NCIS Hawai’i – S01E04 – Paniolo – 13/20
J’ai bien aimé cet épisode qui avait ce qu’il fallait de développement des personnages, de scènes d’action et de moments de tension pour rester divertissant tout du long. Je repère bien quelques contradictions (déjà) et problèmes de cohérence, mais pour le moment, j’en fais fi pour profiter simplement du divertissement. C’est tout ce qu’est censée apporter une série procédurale, non ?
NCIS – S19E04 – Great Wide Open – 16/20
Cet épisode est aussi attendu qu’il était surprenant, parce qu’il y a des nouvelles que l’on sait depuis un moment et auxquelles on a du mal à croire. Il faut pourtant se rendre à l’évidence : cet épisode solide s’inscrit dans un arc de transition pour la série, et il la met bien en place.
9-1-1 – S05E02 – Desperate Times – 17/20
Je suis un peu frustré par cet épisode qui laisse en plan des pistes entières de drama et de moments forts en adrénaline, mais aussi décontenancé de voir que la série semble vouloir se focaliser sur plusieurs fils rouges à la fois cette saison. Il est bien plus intéressant de suivre deux ou trois affaires à la fois, cela dit, donc je suis plutôt content de cette tournure des événements.
9-1-1 – S05E03 – Desperate Measures – 16/20
Il y a un peu trop d’incohérences à mon goût dans cet épisode, ou plutôt un petit peu trop de scènes où la logique voudrait que l’action se déroule autrement… Et ça m’a sorti de l’épisode à plusieurs reprises. Ceci étant dit, on a toujours le shot d’adrénaline et une histoire qui est sacrément prenante, avec des personnages que j’adore et à qui je ne veux pas qu’il arrive le quart de ce qui leur arrive. Les pauvres.
9-1-1 – S05E04 – Home and Away – 16/20
J’ai trouvé l’épisode plus logique, mais du coup, il l’était presque trop : j’en suis arrivé à attendre certaines scènes dont l’impact émotionnel a été réduit précisément parce que je les attendais. D’un autre côté, on a aussi droit à des développements de personnages que j’aime beaucoup et le cliffhanger me laisse perplexe sur la suite de la série. Bon. Vivement mardi prochain.
 

Vendredi

Station 19 – S05E01 – Phoenix from the Flame – 15/20
Un certain nombre de décisions de l’épisode ne me paraissent pas vraiment les bonnes car j’ai l’impression qu’ils gomment une grosse partie de ce que j’avais adoré dans la saison précédente, et c’est dommage. Il reste plaisant de retrouver une partie des personnages de la série, mais pour l’instant, cet épisode s’est surtout concentré sur ceux que j’aimais le moins – ou ceux dont les intrigues m’intéressent le moins, plutôt.
Grey’s Anatomy – S18E01 – Here Comes the Sun – 16/20
Très sincèrement, l’épisode paraît plutôt routinier pour un début de saison.
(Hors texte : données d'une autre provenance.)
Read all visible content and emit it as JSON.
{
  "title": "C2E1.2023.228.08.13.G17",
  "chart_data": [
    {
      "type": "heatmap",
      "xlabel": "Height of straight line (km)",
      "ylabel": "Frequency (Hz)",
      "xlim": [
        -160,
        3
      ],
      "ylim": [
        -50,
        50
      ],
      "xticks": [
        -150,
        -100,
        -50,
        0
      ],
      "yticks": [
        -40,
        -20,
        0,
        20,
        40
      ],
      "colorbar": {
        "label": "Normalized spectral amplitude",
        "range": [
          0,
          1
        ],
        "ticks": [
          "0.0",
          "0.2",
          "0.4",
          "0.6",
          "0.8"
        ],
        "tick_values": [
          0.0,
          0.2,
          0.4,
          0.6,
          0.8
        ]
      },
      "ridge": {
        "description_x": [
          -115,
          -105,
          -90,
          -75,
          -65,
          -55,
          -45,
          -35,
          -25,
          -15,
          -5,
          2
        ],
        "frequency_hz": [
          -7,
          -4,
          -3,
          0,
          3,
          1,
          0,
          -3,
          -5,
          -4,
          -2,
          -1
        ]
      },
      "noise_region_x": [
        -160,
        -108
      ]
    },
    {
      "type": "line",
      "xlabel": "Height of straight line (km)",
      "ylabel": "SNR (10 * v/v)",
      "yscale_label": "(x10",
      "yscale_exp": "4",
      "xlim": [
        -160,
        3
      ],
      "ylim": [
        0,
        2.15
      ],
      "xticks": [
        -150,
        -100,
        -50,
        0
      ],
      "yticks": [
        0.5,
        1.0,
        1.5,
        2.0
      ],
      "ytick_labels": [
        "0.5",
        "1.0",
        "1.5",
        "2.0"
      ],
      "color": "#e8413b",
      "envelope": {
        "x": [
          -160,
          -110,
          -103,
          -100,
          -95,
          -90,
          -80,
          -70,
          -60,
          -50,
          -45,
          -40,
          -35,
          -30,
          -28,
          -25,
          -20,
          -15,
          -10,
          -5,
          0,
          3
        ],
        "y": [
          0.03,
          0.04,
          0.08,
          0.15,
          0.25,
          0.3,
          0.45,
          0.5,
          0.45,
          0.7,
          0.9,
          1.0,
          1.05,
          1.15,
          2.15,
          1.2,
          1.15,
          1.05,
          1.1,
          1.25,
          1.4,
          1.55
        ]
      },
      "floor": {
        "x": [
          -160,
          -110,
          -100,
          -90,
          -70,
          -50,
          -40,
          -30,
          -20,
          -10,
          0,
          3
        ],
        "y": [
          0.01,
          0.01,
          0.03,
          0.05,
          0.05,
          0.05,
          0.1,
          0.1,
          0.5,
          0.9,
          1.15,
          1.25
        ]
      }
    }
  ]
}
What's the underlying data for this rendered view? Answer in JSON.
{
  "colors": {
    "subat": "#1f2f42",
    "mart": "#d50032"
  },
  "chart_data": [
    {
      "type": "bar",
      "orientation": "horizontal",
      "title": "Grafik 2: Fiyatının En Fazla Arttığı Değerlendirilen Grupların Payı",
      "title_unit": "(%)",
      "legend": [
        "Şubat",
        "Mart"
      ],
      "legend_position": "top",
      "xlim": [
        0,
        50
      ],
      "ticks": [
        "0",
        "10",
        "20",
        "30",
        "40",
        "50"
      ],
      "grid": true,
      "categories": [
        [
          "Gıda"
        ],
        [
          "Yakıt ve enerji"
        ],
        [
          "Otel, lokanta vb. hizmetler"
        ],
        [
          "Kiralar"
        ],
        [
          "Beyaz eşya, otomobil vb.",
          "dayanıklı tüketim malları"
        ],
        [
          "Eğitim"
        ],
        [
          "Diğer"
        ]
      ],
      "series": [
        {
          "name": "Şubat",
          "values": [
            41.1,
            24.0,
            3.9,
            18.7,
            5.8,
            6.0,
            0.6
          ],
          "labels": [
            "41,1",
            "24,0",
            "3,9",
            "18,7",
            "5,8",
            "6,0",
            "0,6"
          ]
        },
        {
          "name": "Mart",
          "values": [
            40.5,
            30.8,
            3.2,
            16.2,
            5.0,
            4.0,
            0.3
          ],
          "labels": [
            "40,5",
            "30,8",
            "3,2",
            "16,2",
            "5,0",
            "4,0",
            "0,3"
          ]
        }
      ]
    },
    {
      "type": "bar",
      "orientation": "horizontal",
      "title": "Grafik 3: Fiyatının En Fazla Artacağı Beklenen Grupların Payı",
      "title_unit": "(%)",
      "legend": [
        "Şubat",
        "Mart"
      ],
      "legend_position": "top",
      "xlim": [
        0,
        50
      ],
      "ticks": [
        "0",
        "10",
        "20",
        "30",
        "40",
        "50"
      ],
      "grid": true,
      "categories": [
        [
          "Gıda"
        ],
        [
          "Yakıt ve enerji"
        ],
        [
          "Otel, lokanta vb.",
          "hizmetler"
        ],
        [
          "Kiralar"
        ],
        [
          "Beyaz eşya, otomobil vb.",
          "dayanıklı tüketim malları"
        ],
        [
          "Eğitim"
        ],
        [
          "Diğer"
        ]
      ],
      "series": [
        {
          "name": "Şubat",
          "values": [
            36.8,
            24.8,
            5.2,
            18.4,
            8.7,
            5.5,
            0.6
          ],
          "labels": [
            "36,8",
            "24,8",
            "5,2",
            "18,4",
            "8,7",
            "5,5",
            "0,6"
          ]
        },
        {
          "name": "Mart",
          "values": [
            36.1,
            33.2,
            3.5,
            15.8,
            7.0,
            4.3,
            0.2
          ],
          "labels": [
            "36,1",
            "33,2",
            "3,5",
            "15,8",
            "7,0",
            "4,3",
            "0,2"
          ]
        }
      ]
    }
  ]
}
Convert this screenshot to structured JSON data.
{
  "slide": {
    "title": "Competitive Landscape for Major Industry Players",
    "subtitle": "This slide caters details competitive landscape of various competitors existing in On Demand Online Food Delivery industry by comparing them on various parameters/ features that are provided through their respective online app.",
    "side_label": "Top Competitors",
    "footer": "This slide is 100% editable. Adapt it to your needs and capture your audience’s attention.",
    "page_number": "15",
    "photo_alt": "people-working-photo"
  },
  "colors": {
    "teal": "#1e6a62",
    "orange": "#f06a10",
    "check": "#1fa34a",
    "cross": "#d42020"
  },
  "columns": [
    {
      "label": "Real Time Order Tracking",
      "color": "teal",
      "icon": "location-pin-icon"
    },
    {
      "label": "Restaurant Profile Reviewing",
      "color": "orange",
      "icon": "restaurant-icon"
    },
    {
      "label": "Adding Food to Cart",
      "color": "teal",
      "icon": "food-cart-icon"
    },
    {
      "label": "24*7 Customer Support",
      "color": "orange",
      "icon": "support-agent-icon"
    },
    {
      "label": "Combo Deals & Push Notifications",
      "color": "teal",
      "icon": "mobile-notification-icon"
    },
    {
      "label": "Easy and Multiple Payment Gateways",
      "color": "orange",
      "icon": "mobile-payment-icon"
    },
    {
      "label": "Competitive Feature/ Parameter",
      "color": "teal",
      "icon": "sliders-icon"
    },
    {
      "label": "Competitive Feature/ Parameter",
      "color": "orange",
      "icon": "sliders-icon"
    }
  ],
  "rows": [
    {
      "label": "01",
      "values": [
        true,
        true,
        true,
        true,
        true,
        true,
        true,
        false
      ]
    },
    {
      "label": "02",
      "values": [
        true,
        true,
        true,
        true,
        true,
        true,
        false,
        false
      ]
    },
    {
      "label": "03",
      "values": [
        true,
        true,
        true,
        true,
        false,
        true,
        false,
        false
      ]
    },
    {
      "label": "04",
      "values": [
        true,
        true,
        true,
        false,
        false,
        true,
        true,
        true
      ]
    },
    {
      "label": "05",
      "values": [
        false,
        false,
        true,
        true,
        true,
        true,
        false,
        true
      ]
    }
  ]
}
Même si un retour inattendu m’a fait m’arracher quelques cheveux et même s’il y a une scène que je n’oublierai pas de sitôt, je ne suis pas sûr que l’ensemble de l’épisode restera vraiment dans les mémoires. Et comme souvent, je suis frustré par l’absence de développements pour certains – il n’y a pas assez de temps en un épisode pour voir tout le monde.
Station 19 – S05E02 – Can’t Feel My Face – 16/20
C’était légèrement mieux car j’ai préféré suivre les intrigues des personnages mis en avant au sein de cet épisode… Toutefois, j’aurais aimé aussi avoir davantage de temps pour explorer certains d’entre eux mis de côté. Plus que tout, le message de l’épisode est assez clair : il faut traiter les personnes à qui les pompiers viennent en aide comme des personnes, pas comme du drama ou des menaces… Mais l’impact que le message devrait avoir est quelque peu réduit par le fait que la vie perso des personnages est justement résumée au drama.
Grey’s Anatomy – S18E02 – Some Kind of Tomorrow – 16/20
La saison se poursuit à son rythme de croisière, avec des avancées pour chaque personnage important, l’air de rien. Ces dernières saisons, la série a aussi des messages politiques bien clairs à faire passer, et ils passent plutôt bien à l’écran, je trouve, avec des sujets peu évidents abordés de manière frontale et claire. Honnêtement, ça fonctionne bien.
Station 19 – S05E03 – Too Dam Hot – 15/20
Si je retrouve vraiment un personnage que j’aime exactement comme je l’aime et si j’aime le fait que l’évolution de personnages secondaires ne soit pas trop négligée pour une fois, je trouve quand même que beaucoup de choses vont trop vite dans cet épisode. C’est un peu dommage ce sentiment d’urgence qui fait qu’on évacue en quelques minutes ce qui aurait pu être le sujet de plusieurs épisodes. Après, la série reste franchement sympathique à suivre : elle aussi a trouvé son rythme de croisière.
Grey’s Anatomy – S18E03 – Hotter Than Hell – 17/20
Yes. Un seul être vous manque et tout est dépeuplé. Apparemment, c’est vrai, et bordel quel plaisir de voir se repeupler l’hôpital d’une âme qui lui manquait bien trop. J’espère un retour définitif à ce stade, car l’épisode est loin d’apporter toutes les réponses à mes questions et de me fournir toutes les scènes que je veux voir. Et le reste des intrigues est sympa aussi, faisant de cet épisode le meilleur de la saison pour l’instant. Franchement, il aurait fallu commencer par-là, tout simplement. Vivement le prochain épisode !
 

Rattrapage

J’ai publié les dernières critiques de la saison 4 d’Atypical, ainsi que des avis brefs sur la saison 22 de Law & Order Special Victims Unit


J’ai repris Law & Order Special Victims Unit avec six épisodes… et suis presque à jour dans la série.

> Vus en 2021 

 

Station 19 – S05E03


Épisode 3 – Too Dam Hot – 15/20
Si je retrouve vraiment un personnage que j’aime exactement comme je l’aime et si j’aime le fait que l’évolution de personnages secondaires ne soit pas trop négligée pour une fois, je trouve quand même que beaucoup de choses vont trop vite dans cet épisode. C’est un peu dommage ce sentiment d’urgence qui fait qu’on évacue en quelques minutes ce qui aurait pu être le sujet de plusieurs épisodes. Après, la série reste franchement sympathique à suivre : elle aussi a trouvé son rythme de croisière.

Spoilers

Les pompiers de Seattle doivent faire face à une canicule – et à ses conséquences.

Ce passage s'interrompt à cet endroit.